The booklets are free at local American Red Cross chapters across the country. To request a copy of either or both of the guides, go online and visit www.redcross.org/services/disaster/beprepared/financeprep.html.
Since the terrorist attacks of Sept. 11, 2001, Freedman said that it has become undeniably clear that any part of the country can be subjected to a disaster, including man-made ones.
As a specific example, he cited the Oklahoma City bombing. "Most people thought of that as an anomaly. Now all business owners and managers must be aware that they can become victimized. Their business may be in close proximity to a government office, an important landmark or an important economic enterprise, any of which could be a target of a terrorist attack."
Freedman noted that inasmuch as there could be a loss of office space, important papers, computer equipment and electronic data, not to mention key personnel, it is vital that owners and managers do themselves, their customers, their staff and the economy a service by planning for the possibility of a disaster, so that they can be up and running as quickly and as practically as possible should a catastrophe occur.

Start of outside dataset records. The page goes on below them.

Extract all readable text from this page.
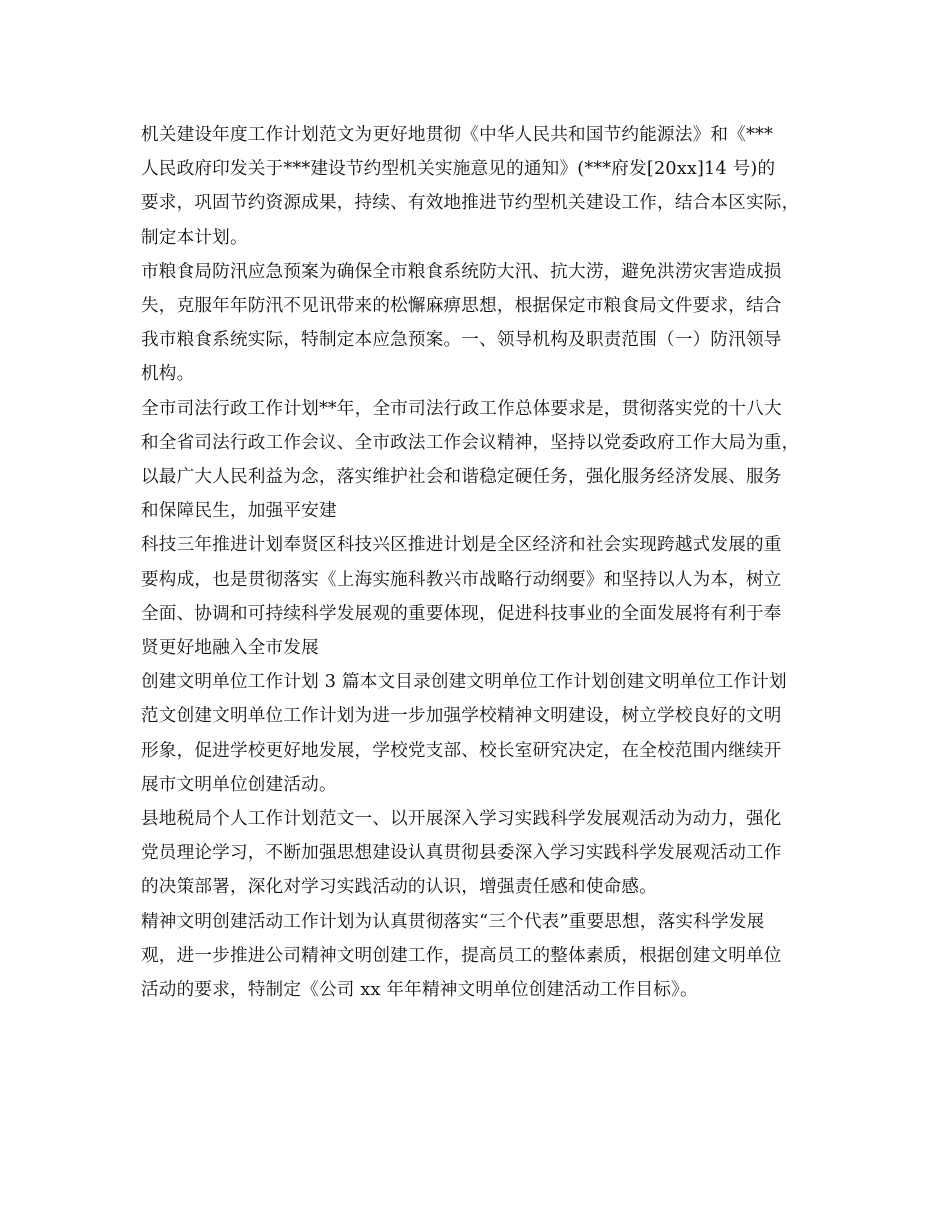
机关建设年度工作计划范文为更好地贯彻《中华人民共和国节约能源法》和《***
人民政府印发关于***建设节约型机关实施意见的通知》(***府发[20xx]14 号)的
要求，巩固节约资源成果，持续、有效地推进节约型机关建设工作，结合本区实际，
制定本计划。

市粮食局防汛应急预案为确保全市粮食系统防大汛、抗大涝，避免洪涝灾害造成损
失，克服年年防汛不见讯带来的松懈麻痹思想，根据保定市粮食局文件要求，结合
我市粮食系统实际，特制定本应急预案。一、领导机构及职责范围（一）防汛领导
机构。

全市司法行政工作计划**年，全市司法行政工作总体要求是，贯彻落实党的十八大
和全省司法行政工作会议、全市政法工作会议精神，坚持以党委政府工作大局为重，
以最广大人民利益为念，落实维护社会和谐稳定硬任务，强化服务经济发展、服务
和保障民生，加强平安建

科技三年推进计划奉贤区科技兴区推进计划是全区经济和社会实现跨越式发展的重
要构成，也是贯彻落实《上海实施科教兴市战略行动纲要》和坚持以人为本，树立
全面、协调和可持续科学发展观的重要体现，促进科技事业的全面发展将有利于奉
贤更好地融入全市发展

创建文明单位工作计划 3 篇本文目录创建文明单位工作计划创建文明单位工作计划
范文创建文明单位工作计划为进一步加强学校精神文明建设，树立学校良好的文明
形象，促进学校更好地发展，学校党支部、校长室研究决定，在全校范围内继续开
展市文明单位创建活动。

县地税局个人工作计划范文一、以开展深入学习实践科学发展观活动为动力，强化
党员理论学习，不断加强思想建设认真贯彻县委深入学习实践科学发展观活动工作
的决策部署，深化对学习实践活动的认识，增强责任感和使命感。

精神文明创建活动工作计划为认真贯彻落实“三个代表”重要思想，落实科学发展
观，进一步推进公司精神文明创建工作，提高员工的整体素质，根据创建文明单位
活动的要求，特制定《公司 xx 年年精神文明单位创建活动工作目标》。
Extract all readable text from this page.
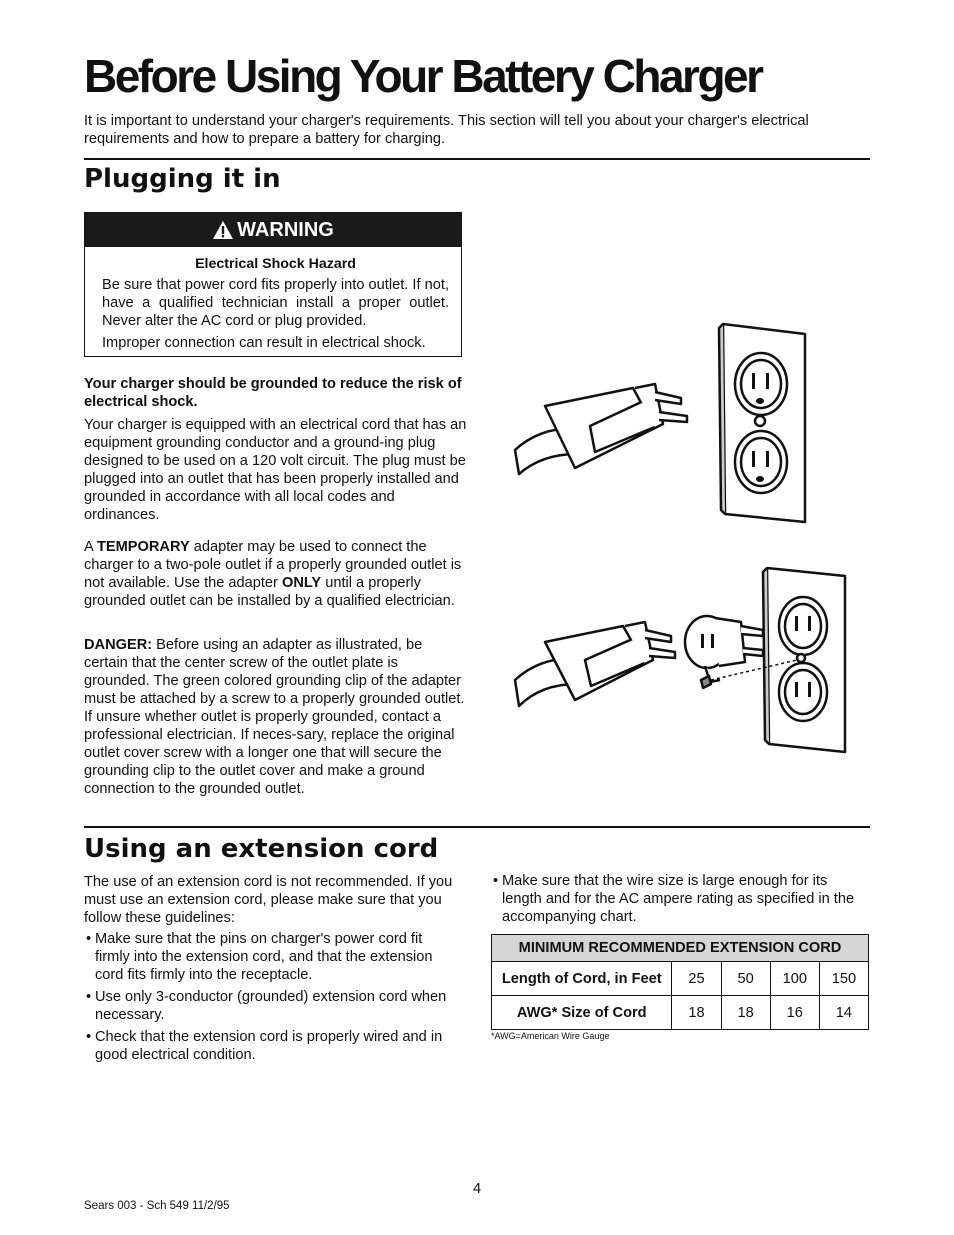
Before Using Your Battery Charger

It is important to understand your charger's requirements. This section will tell you about your charger's electrical requirements and how to prepare a battery for charging.

Plugging it in
WARNING
Electrical Shock Hazard
Be sure that power cord fits properly into outlet. If not, have a qualified technician install a proper outlet. Never alter the AC cord or plug provided.
Improper connection can result in electrical shock.

Your charger should be grounded to reduce the risk of electrical shock.

Your charger is equipped with an electrical cord that has an equipment grounding conductor and a ground-ing plug designed to be used on a 120 volt circuit. The plug must be plugged into an outlet that has been properly installed and grounded in accordance with all local codes and ordinances.

A TEMPORARY adapter may be used to connect the charger to a two-pole outlet if a properly grounded outlet is not available. Use the adapter ONLY until a properly grounded outlet can be installed by a qualified electrician.

DANGER: Before using an adapter as illustrated, be certain that the center screw of the outlet plate is grounded. The green colored grounding clip of the adapter must be attached by a screw to a properly grounded outlet. If unsure whether outlet is properly grounded, contact a professional electrician. If neces-sary, replace the original outlet cover screw with a longer one that will secure the grounding clip to the outlet cover and make a ground connection to the grounded outlet.

Using an extension cord

The use of an extension cord is not recommended. If you must use an extension cord, please make sure that you follow these guidelines:

• Make sure that the pins on charger's power cord fit firmly into the extension cord, and that the extension cord fits firmly into the receptacle.
• Use only 3-conductor (grounded) extension cord when necessary.
• Check that the extension cord is properly wired and in good electrical condition.
• Make sure that the wire size is large enough for its length and for the AC ampere rating as specified in the accompanying chart.
MINIMUM RECOMMENDED EXTENSION CORD				
Length of Cord, in Feet	25	50	100	150
AWG* Size of Cord	18	18	16	14
*AWG=American Wire Gauge
4
Sears 003 - Sch 549 11/2/95
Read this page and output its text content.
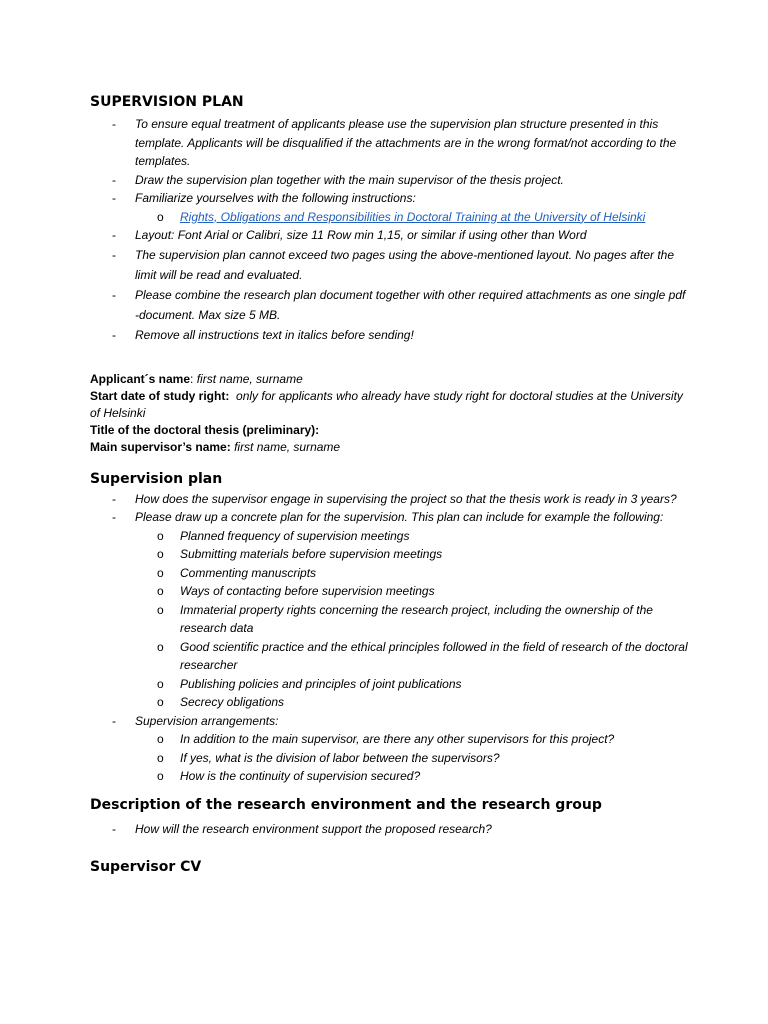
SUPERVISION PLAN
- To ensure equal treatment of applicants please use the supervision plan structure presented in this template. Applicants will be disqualified if the attachments are in the wrong format/not according to the templates.
- Draw the supervision plan together with the main supervisor of the thesis project.
- Familiarize yourselves with the following instructions:
o Rights, Obligations and Responsibilities in Doctoral Training at the University of Helsinki
- Layout: Font Arial or Calibri, size 11 Row min 1,15, or similar if using other than Word
- The supervision plan cannot exceed two pages using the above-mentioned layout. No pages after the limit will be read and evaluated.
- Please combine the research plan document together with other required attachments as one single pdf -document. Max size 5 MB.
- Remove all instructions text in italics before sending!
Applicant´s name: first name, surname
Start date of study right: only for applicants who already have study right for doctoral studies at the University of Helsinki
Title of the doctoral thesis (preliminary):
Main supervisor’s name: first name, surname
Supervision plan
- How does the supervisor engage in supervising the project so that the thesis work is ready in 3 years?
- Please draw up a concrete plan for the supervision. This plan can include for example the following:
o Planned frequency of supervision meetings
o Submitting materials before supervision meetings
o Commenting manuscripts
o Ways of contacting before supervision meetings
o Immaterial property rights concerning the research project, including the ownership of the research data
o Good scientific practice and the ethical principles followed in the field of research of the doctoral researcher
o Publishing policies and principles of joint publications
o Secrecy obligations
- Supervision arrangements:
o In addition to the main supervisor, are there any other supervisors for this project?
o If yes, what is the division of labor between the supervisors?
o How is the continuity of supervision secured?
Description of the research environment and the research group
- How will the research environment support the proposed research?
Supervisor CV
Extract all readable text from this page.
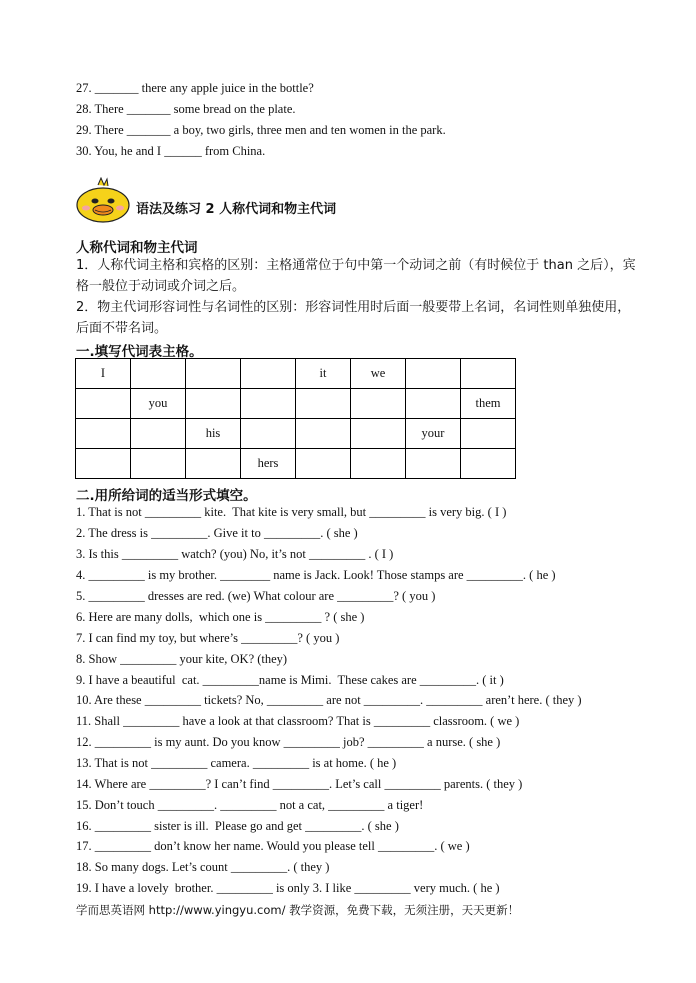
27. _______ there any apple juice in the bottle?
28. There _______ some bread on the plate.
29. There _______ a boy, two girls, three men and ten women in the park.
30. You, he and I ______ from China.
语法及练习 2 人称代词和物主代词
人称代词和物主代词
1．人称代词主格和宾格的区别：主格通常位于句中第一个动词之前（有时候位于 than 之后），宾格一般位于动词或介词之后。
2．物主代词形容词性与名词性的区别：形容词性用时后面一般要带上名词，名词性则单独使用，后面不带名词。
一.填写代词表主格。
I				it	we		
	you						them
		his				your	
			hers				
二.用所给词的适当形式填空。
1. That is not _________ kite.  That kite is very small, but _________ is very big. ( I )
2. The dress is _________. Give it to _________. ( she )
3. Is this _________ watch? (you) No, it’s not _________ . ( I )
4. _________ is my brother. ________ name is Jack. Look! Those stamps are _________. ( he )
5. _________ dresses are red. (we) What colour are _________? ( you )
6. Here are many dolls,  which one is _________ ? ( she )
7. I can find my toy, but where’s _________? ( you )
8. Show _________ your kite, OK? (they)
9. I have a beautiful  cat. _________name is Mimi.  These cakes are _________. ( it )
10. Are these _________ tickets? No, _________ are not _________. _________ aren’t here. ( they )
11. Shall _________ have a look at that classroom? That is _________ classroom. ( we )
12. _________ is my aunt. Do you know _________ job? _________ a nurse. ( she )
13. That is not _________ camera. _________ is at home. ( he )
14. Where are _________? I can’t find _________. Let’s call _________ parents. ( they )
15. Don’t touch _________. _________ not a cat, _________ a tiger!
16. _________ sister is ill.  Please go and get _________. ( she )
17. _________ don’t know her name. Would you please tell _________. ( we )
18. So many dogs. Let’s count _________. ( they )
19. I have a lovely  brother. _________ is only 3. I like _________ very much. ( he )
学而思英语网 http://www.yingyu.com/ 教学资源，免费下载，无须注册，天天更新！
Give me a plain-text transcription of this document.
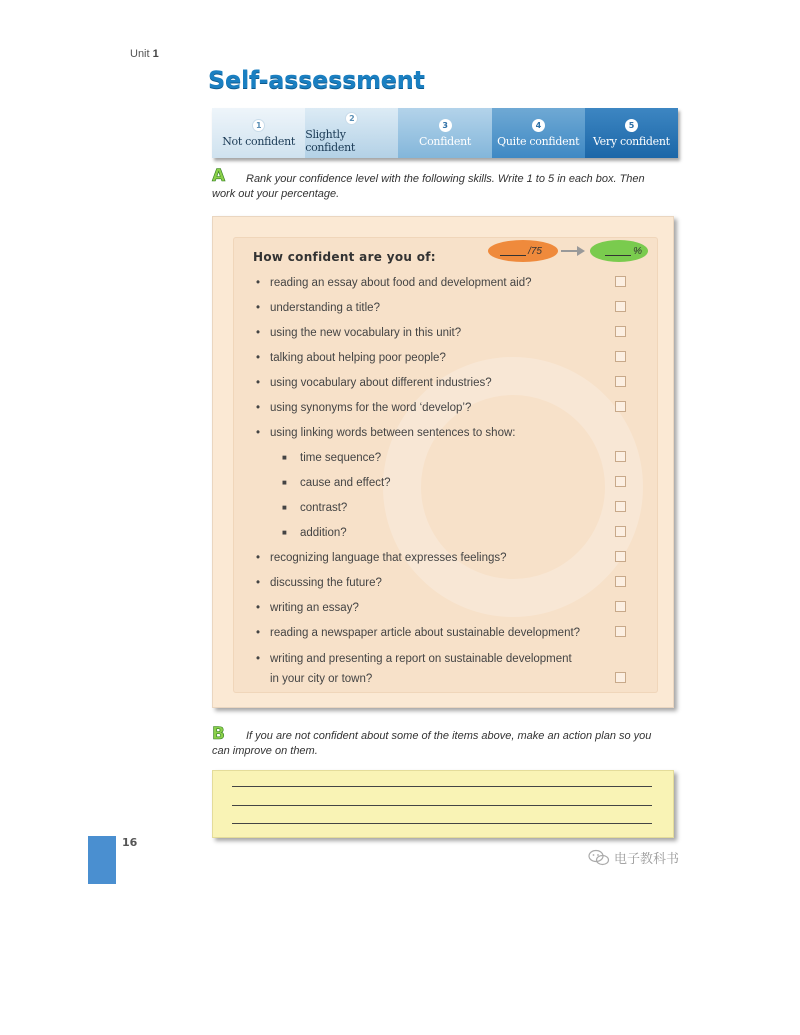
Unit 1
Self-assessment
1
Not confident
2
Slightly confident
3
Confident
4
Quite confident
5
Very confident
A Rank your confidence level with the following skills. Write 1 to 5 in each box. Then
work out your percentage.
How confident are you of:	/75	%
• reading an essay about food and development aid?
• understanding a title?
• using the new vocabulary in this unit?
• talking about helping poor people?
• using vocabulary about different industries?
• using synonyms for the word ‘develop’?
• using linking words between sentences to show:
■ time sequence?
■ cause and effect?
■ contrast?
■ addition?
• recognizing language that expresses feelings?
• discussing the future?
• writing an essay?
• reading a newspaper article about sustainable development?
• writing and presenting a report on sustainable development
in your city or town?
B If you are not confident about some of the items above, make an action plan so you
can improve on them.
16
电子教科书
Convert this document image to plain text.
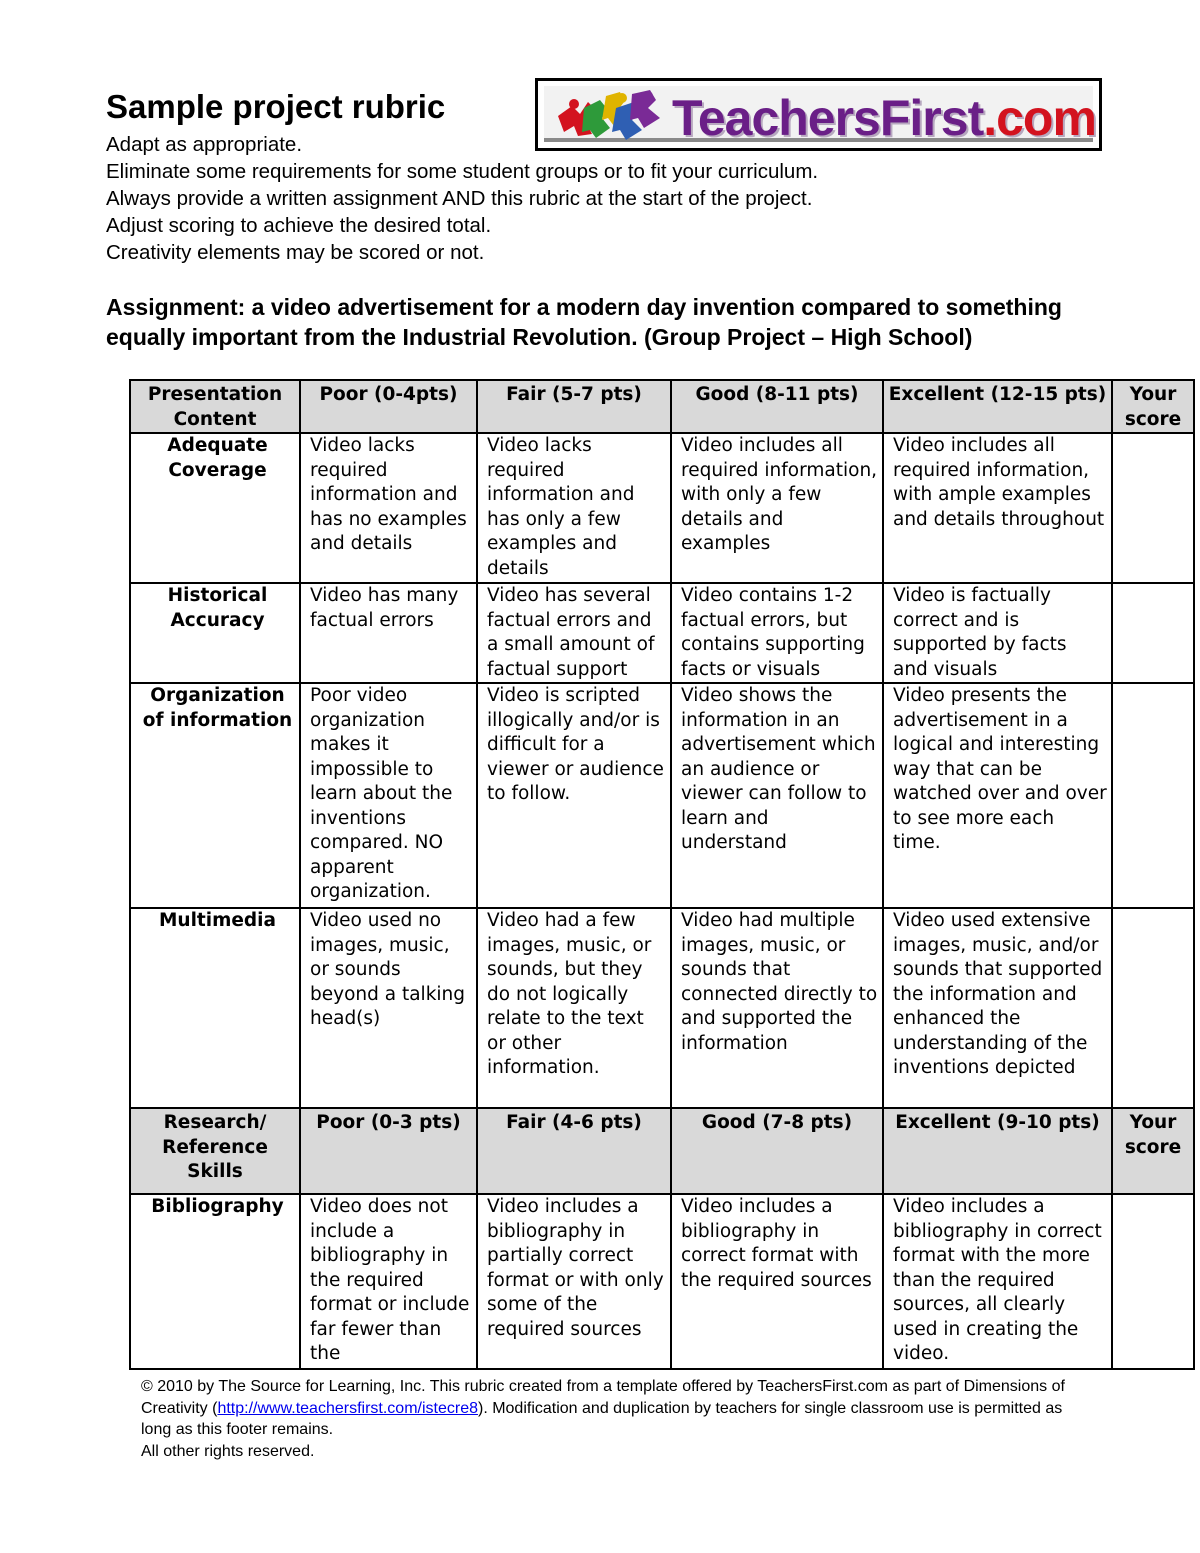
Sample project rubric
Adapt as appropriate.
Eliminate some requirements for some student groups or to fit your curriculum.
Always provide a written assignment AND this rubric at the start of the project.
Adjust scoring to achieve the desired total.
Creativity elements may be scored or not.
TeachersFirst.com
Assignment: a video advertisement for a modern day invention compared to something equally important from the Industrial Revolution. (Group Project – High School)
Presentation Content	Poor (0-4pts)	Fair (5-7 pts)	Good (8-11 pts)	Excellent (12-15 pts)	Your score
Adequate Coverage	Video lacks required information and has no examples and details	Video lacks required information and has only a few examples and details	Video includes all required information, with only a few details and examples	Video includes all required information, with ample examples and details throughout	
Historical Accuracy	Video has many factual errors	Video has several factual errors and a small amount of factual support	Video contains 1-2 factual errors, but contains supporting facts or visuals	Video is factually correct and is supported by facts and visuals	
Organization of information	Poor video organization makes it impossible to learn about the inventions compared. NO apparent organization.	Video is scripted illogically and/or is difficult for a viewer or audience to follow.	Video shows the information in an advertisement which an audience or viewer can follow to learn and understand	Video presents the advertisement in a logical and interesting way that can be watched over and over to see more each time.	
Multimedia	Video used no images, music, or sounds beyond a talking head(s)	Video had a few images, music, or sounds, but they do not logically relate to the text or other information.	Video had multiple images, music, or sounds that connected directly to and supported the information	Video used extensive images, music, and/or sounds that supported the information and enhanced the understanding of the inventions depicted	
Research/ Reference Skills	Poor (0-3 pts)	Fair (4-6 pts)	Good (7-8 pts)	Excellent (9-10 pts)	Your score
Bibliography	Video does not include a bibliography in the required format or include far fewer than the	Video includes a bibliography in partially correct format or with only some of the required sources	Video includes a bibliography in correct format with the required sources	Video includes a bibliography in correct format with the more than the required sources, all clearly used in creating the video.	
© 2010 by The Source for Learning, Inc. This rubric created from a template offered by TeachersFirst.com as part of Dimensions of Creativity (http://www.teachersfirst.com/istecre8). Modification and duplication by teachers for single classroom use is permitted as long as this footer remains.
All other rights reserved.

Gerald Gagne, CPA, CISA and shareholder of Massachusetts-based Wolf & Co.'s Information Technology Assurance Services Group, added that businesses face the risk of process interruption every day.
"A business interruption could take the form of computer failure or theft, physical or cyber-terrorism, fire, tornado, flood or even employee sabotage," he said. "It runs the gamut of what could happen. A well-thought-out business continuity plan defines the resources, actions, tasks and data required to manage the business recovery process in the event of accidental or intentional business interruption."
To JoAnn Ralph, managing consultant of RK Risk Management LLC, an affiliate of Rothstein Kass, headquartered in Roseland, N.J., it's crucial for a business to have a disaster recovery plan. "Reported statistics indicate that a business that suffers a significant loss in productivity or revenue and whose recovery is delayed due to the inadequacy of insurance or disaster planning runs a higher risk of failure within two years of resuming operations. Without a plan of action, a great deal of time is wasted and the costs to get the business up and running again would be inflated."